In all likelihood, she thinks the cycle will end differently this time, that pain will lead to pleasure. But no matter what could happen, the outcome will always be another abusive cycle. If the sleazebag dance party bartender turns out to be a saint in black jeans who truly loves her with all his heart, she's going to push any buttons he has until he becomes every other jerk she's ever dated. That's what people in patterns like this do. The repetition is stronger than their will to change it, if that will even exists. Their greatest comfort is that they make whatever has happened before happen all over again, and they can anticipate the feelings, so nothing scary and new happens.

In the case of dealing with such confused friends, you need to realize that when she figures out that you are not supportive of her messed-up routine, she's likely to turn on you. You have to know this in advance so that when it happens, and it will, you will realize that she only knows these two roles- to be the victim or the aggressor- and until she learns a new way of loving and responding, the lashing out has little to do with you, and everything to do with her. So be patient, and don't take her venom to heart.

Obviously this new Romeo has no intention of making good on his smooches, and your friend will be totally blindsided by his lack of good intentions. Even though it's obvious to us that she should cut and run, she will not be able to hear any reasonable advice that you give her. You can take solace knowing that if she survives the harsh indignities of her love, that she will always remember you as supportive when you said nothing (or nothing terminal), and will show up when she needs you to say either nothing or something else.

Only in her most vulnerable state can the most subtle real advice be given. This will come months from now, when her bruised heart is splattered all over the floor behind her. Then, you can agree with her that the jerk was a jerk, and you can compare his jerk-dom to the previous boy's jerk-dom. You can ask her the first time she remembers someone making her feel that way, and let her talk it out until she sees the pattern that she's been repeating. Maybe she'll have a break-down, and you can get her into therapy to discuss all the negative cycles in her life. That's the patented New York way of moving on, with the help of true professionals.

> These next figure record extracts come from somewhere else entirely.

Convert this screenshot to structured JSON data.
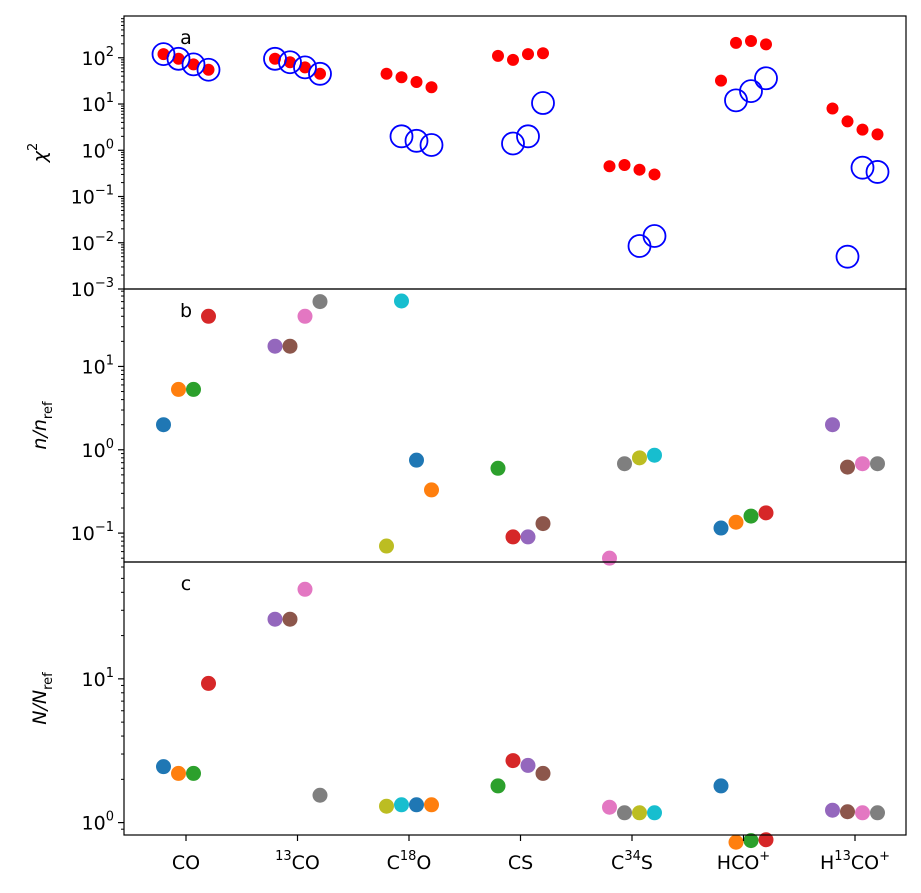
{
  "chart_data": {
    "type": "scatter",
    "x_categories": [
      {
        "base": "CO",
        "sup": "",
        "pre": "",
        "suffix": "",
        "supEnd": ""
      },
      {
        "base": "CO",
        "sup": "",
        "pre": "13",
        "suffix": "",
        "supEnd": ""
      },
      {
        "base": "C",
        "sup": "18",
        "pre": "",
        "suffix": "O",
        "supEnd": ""
      },
      {
        "base": "CS",
        "sup": "",
        "pre": "",
        "suffix": "",
        "supEnd": ""
      },
      {
        "base": "C",
        "sup": "34",
        "pre": "",
        "suffix": "S",
        "supEnd": ""
      },
      {
        "base": "HCO",
        "sup": "",
        "pre": "",
        "suffix": "",
        "supEnd": "+"
      },
      {
        "base": "H",
        "sup": "13",
        "pre": "",
        "suffix": "CO",
        "supEnd": "+"
      }
    ],
    "panels": [
      {
        "label": "a",
        "ylabel_base": "χ",
        "ylabel_sup": "2",
        "ylabel_sub": "",
        "ylim": [
          0.001,
          800
        ],
        "yticks": [
          {
            "value": 100,
            "mant": "10",
            "exp": "2"
          },
          {
            "value": 10,
            "mant": "10",
            "exp": "1"
          },
          {
            "value": 1,
            "mant": "10",
            "exp": "0"
          },
          {
            "value": 0.1,
            "mant": "10",
            "exp": "−1"
          },
          {
            "value": 0.01,
            "mant": "10",
            "exp": "−2"
          },
          {
            "value": 0.001,
            "mant": "10",
            "exp": "−3"
          }
        ],
        "series": [
          {
            "name": "red dots",
            "marker": "filled",
            "color": "#ff0000",
            "points": [
              [
                0,
                -0.3,
                120
              ],
              [
                0,
                -0.1,
                95
              ],
              [
                0,
                0.1,
                72
              ],
              [
                0,
                0.3,
                55
              ],
              [
                1,
                -0.3,
                95
              ],
              [
                1,
                -0.1,
                80
              ],
              [
                1,
                0.1,
                62
              ],
              [
                1,
                0.3,
                45
              ],
              [
                2,
                -0.3,
                45
              ],
              [
                2,
                -0.1,
                38
              ],
              [
                2,
                0.1,
                30
              ],
              [
                2,
                0.3,
                23
              ],
              [
                3,
                -0.3,
                110
              ],
              [
                3,
                -0.1,
                90
              ],
              [
                3,
                0.1,
                120
              ],
              [
                3,
                0.3,
                125
              ],
              [
                4,
                -0.3,
                0.45
              ],
              [
                4,
                -0.1,
                0.48
              ],
              [
                4,
                0.1,
                0.38
              ],
              [
                4,
                0.3,
                0.3
              ],
              [
                5,
                -0.3,
                32
              ],
              [
                5,
                -0.1,
                210
              ],
              [
                5,
                0.1,
                230
              ],
              [
                5,
                0.3,
                195
              ],
              [
                6,
                -0.3,
                8
              ],
              [
                6,
                -0.1,
                4.2
              ],
              [
                6,
                0.1,
                2.8
              ],
              [
                6,
                0.3,
                2.2
              ]
            ]
          },
          {
            "name": "blue circles",
            "marker": "open",
            "color": "#0000ff",
            "points": [
              [
                0,
                -0.3,
                120
              ],
              [
                0,
                -0.1,
                95
              ],
              [
                0,
                0.1,
                72
              ],
              [
                0,
                0.3,
                55
              ],
              [
                1,
                -0.3,
                95
              ],
              [
                1,
                -0.1,
                80
              ],
              [
                1,
                0.1,
                62
              ],
              [
                1,
                0.3,
                45
              ],
              [
                2,
                -0.1,
                2.0
              ],
              [
                2,
                0.1,
                1.6
              ],
              [
                2,
                0.3,
                1.3
              ],
              [
                3,
                -0.1,
                1.4
              ],
              [
                3,
                0.1,
                2.0
              ],
              [
                3,
                0.3,
                10.5
              ],
              [
                4,
                0.1,
                0.0085
              ],
              [
                4,
                0.3,
                0.014
              ],
              [
                5,
                -0.1,
                12
              ],
              [
                5,
                0.1,
                19
              ],
              [
                5,
                0.3,
                36
              ],
              [
                6,
                -0.1,
                0.005
              ],
              [
                6,
                0.1,
                0.42
              ],
              [
                6,
                0.3,
                0.34
              ]
            ]
          }
        ]
      },
      {
        "label": "b",
        "ylabel_base": "n/n",
        "ylabel_sup": "",
        "ylabel_sub": "ref",
        "ylim": [
          0.045,
          85
        ],
        "yticks": [
          {
            "value": 10,
            "mant": "10",
            "exp": "1"
          },
          {
            "value": 1,
            "mant": "10",
            "exp": "0"
          },
          {
            "value": 0.1,
            "mant": "10",
            "exp": "−1"
          }
        ],
        "series": [
          {
            "name": "dots",
            "marker": "filled",
            "points": [
              [
                0,
                -0.3,
                2.0,
                "#1f77b4"
              ],
              [
                0,
                -0.1,
                5.3,
                "#ff7f0e"
              ],
              [
                0,
                0.1,
                5.3,
                "#2ca02c"
              ],
              [
                0,
                0.3,
                40,
                "#d62728"
              ],
              [
                1,
                -0.3,
                17.5,
                "#9467bd"
              ],
              [
                1,
                -0.1,
                17.5,
                "#8c564b"
              ],
              [
                1,
                0.1,
                40,
                "#e377c2"
              ],
              [
                1,
                0.3,
                60,
                "#7f7f7f"
              ],
              [
                2,
                -0.3,
                0.07,
                "#bcbd22"
              ],
              [
                2,
                -0.1,
                61,
                "#17becf"
              ],
              [
                2,
                0.1,
                0.75,
                "#1f77b4"
              ],
              [
                2,
                0.3,
                0.33,
                "#ff7f0e"
              ],
              [
                3,
                -0.3,
                0.6,
                "#2ca02c"
              ],
              [
                3,
                -0.1,
                0.09,
                "#d62728"
              ],
              [
                3,
                0.1,
                0.09,
                "#9467bd"
              ],
              [
                3,
                0.3,
                0.13,
                "#8c564b"
              ],
              [
                4,
                -0.3,
                0.05,
                "#e377c2"
              ],
              [
                4,
                -0.1,
                0.68,
                "#7f7f7f"
              ],
              [
                4,
                0.1,
                0.8,
                "#bcbd22"
              ],
              [
                4,
                0.3,
                0.86,
                "#17becf"
              ],
              [
                5,
                -0.3,
                0.115,
                "#1f77b4"
              ],
              [
                5,
                -0.1,
                0.135,
                "#ff7f0e"
              ],
              [
                5,
                0.1,
                0.16,
                "#2ca02c"
              ],
              [
                5,
                0.3,
                0.175,
                "#d62728"
              ],
              [
                6,
                -0.3,
                2.0,
                "#9467bd"
              ],
              [
                6,
                -0.1,
                0.62,
                "#8c564b"
              ],
              [
                6,
                0.1,
                0.68,
                "#e377c2"
              ],
              [
                6,
                0.3,
                0.68,
                "#7f7f7f"
              ]
            ]
          }
        ]
      },
      {
        "label": "c",
        "ylabel_base": "N/N",
        "ylabel_sup": "",
        "ylabel_sub": "ref",
        "ylim": [
          0.82,
          65
        ],
        "yticks": [
          {
            "value": 10,
            "mant": "10",
            "exp": "1"
          },
          {
            "value": 1,
            "mant": "10",
            "exp": "0"
          }
        ],
        "series": [
          {
            "name": "dots",
            "marker": "filled",
            "points": [
              [
                0,
                -0.3,
                2.45,
                "#1f77b4"
              ],
              [
                0,
                -0.1,
                2.2,
                "#ff7f0e"
              ],
              [
                0,
                0.1,
                2.2,
                "#2ca02c"
              ],
              [
                0,
                0.3,
                9.3,
                "#d62728"
              ],
              [
                1,
                -0.3,
                26,
                "#9467bd"
              ],
              [
                1,
                -0.1,
                26,
                "#8c564b"
              ],
              [
                1,
                0.1,
                42,
                "#e377c2"
              ],
              [
                1,
                0.3,
                1.55,
                "#7f7f7f"
              ],
              [
                2,
                -0.3,
                1.3,
                "#bcbd22"
              ],
              [
                2,
                -0.1,
                1.33,
                "#17becf"
              ],
              [
                2,
                0.1,
                1.33,
                "#1f77b4"
              ],
              [
                2,
                0.3,
                1.33,
                "#ff7f0e"
              ],
              [
                3,
                -0.3,
                1.8,
                "#2ca02c"
              ],
              [
                3,
                -0.1,
                2.7,
                "#d62728"
              ],
              [
                3,
                0.1,
                2.5,
                "#9467bd"
              ],
              [
                3,
                0.3,
                2.2,
                "#8c564b"
              ],
              [
                4,
                -0.3,
                1.28,
                "#e377c2"
              ],
              [
                4,
                -0.1,
                1.17,
                "#7f7f7f"
              ],
              [
                4,
                0.1,
                1.17,
                "#bcbd22"
              ],
              [
                4,
                0.3,
                1.17,
                "#17becf"
              ],
              [
                5,
                -0.3,
                1.8,
                "#1f77b4"
              ],
              [
                5,
                -0.1,
                0.73,
                "#ff7f0e"
              ],
              [
                5,
                0.1,
                0.75,
                "#2ca02c"
              ],
              [
                5,
                0.3,
                0.76,
                "#d62728"
              ],
              [
                6,
                -0.3,
                1.22,
                "#9467bd"
              ],
              [
                6,
                -0.1,
                1.19,
                "#8c564b"
              ],
              [
                6,
                0.1,
                1.17,
                "#e377c2"
              ],
              [
                6,
                0.3,
                1.17,
                "#7f7f7f"
              ]
            ]
          }
        ]
      }
    ]
  }
}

It's totally reasonable for you to tell her, now, that you hope things work out and that she's worthy of someone loving her the way she loves them. Boost her esteem in any way you can, so she can be strong to fight the battle she's going to pick with this useless boy. But you don't have to watch the bloody slaughter. Getting her back, and being a good friend, doesn't mean you have to hold her hand while she makes her own mistakes. It means you have to be willing to buy her a drink and talk to her when she's ready to listen. Become scarce for a while, she'll call you when the time is right. Until then, make yourself busy.

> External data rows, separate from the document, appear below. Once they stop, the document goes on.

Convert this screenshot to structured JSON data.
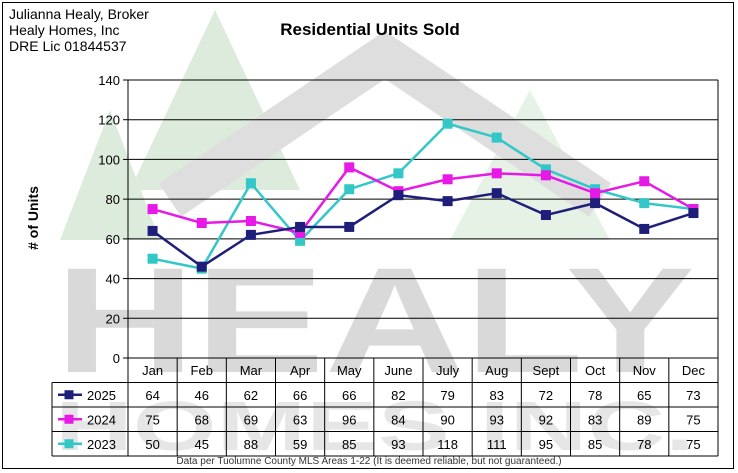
{
  "header": {
    "broker_lines": [
      "Julianna Healy, Broker",
      "Healy Homes, Inc",
      "DRE Lic 01844537"
    ]
  },
  "chart_data": {
    "type": "line",
    "title": "Residential Units Sold",
    "ylabel": "# of Units",
    "xlabel": "",
    "ylim": [
      0,
      140
    ],
    "yticks": [
      0,
      20,
      40,
      60,
      80,
      100,
      120,
      140
    ],
    "grid": true,
    "legend": "in data table below chart",
    "categories": [
      "Jan",
      "Feb",
      "Mar",
      "Apr",
      "May",
      "June",
      "July",
      "Aug",
      "Sept",
      "Oct",
      "Nov",
      "Dec"
    ],
    "series": [
      {
        "name": "2025",
        "color": "#1f1f7a",
        "marker": "square",
        "values": [
          64,
          46,
          62,
          66,
          66,
          82,
          79,
          83,
          72,
          78,
          65,
          73
        ]
      },
      {
        "name": "2024",
        "color": "#e619e6",
        "marker": "square",
        "values": [
          75,
          68,
          69,
          63,
          96,
          84,
          90,
          93,
          92,
          83,
          89,
          75
        ]
      },
      {
        "name": "2023",
        "color": "#33c7c7",
        "marker": "square",
        "values": [
          50,
          45,
          88,
          59,
          85,
          93,
          118,
          111,
          95,
          85,
          78,
          75
        ]
      }
    ]
  },
  "watermark": {
    "text_line1": "HEALY",
    "text_line2": "HOMES INC."
  },
  "footnote": "Data per Tuolumne County MLS Areas 1-22 (It is deemed reliable, but not guaranteed.)"
}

When the time comes, go to a bar, and order yourself something distinct and strong like a Sazarac. This strong old classic (like the classic old twisted love patterns of the abused) has disputed variations on ingredients. For you, order it with the following: an old-fashioned glass with a lump of sugar soaked in Peychaud bitters, a cube of ice, a dash of absinthe (or Pernod if the bar isn't adequately stocked), a twist of orange peel (your comfort), a twist of lemon peel (your candor), and a jigger of Rye. I'd suggest Pikesville Rye, but that's entirely up to you. With this serious drink in hand, deliver the good news- that he wasn't the one. Then try to offer your friend a way to talk to someone more professional than you, her entirely judgement soaked friend (they all are), get her to an impartial, good therapist. A therapist can teach her how to get out of that rough cycle, and to learn that abuse is not love. Only then will she bring home a boyfriend that will be worth meeting, worth her patience, and won't make you want to stab his eyes out for how she's treated.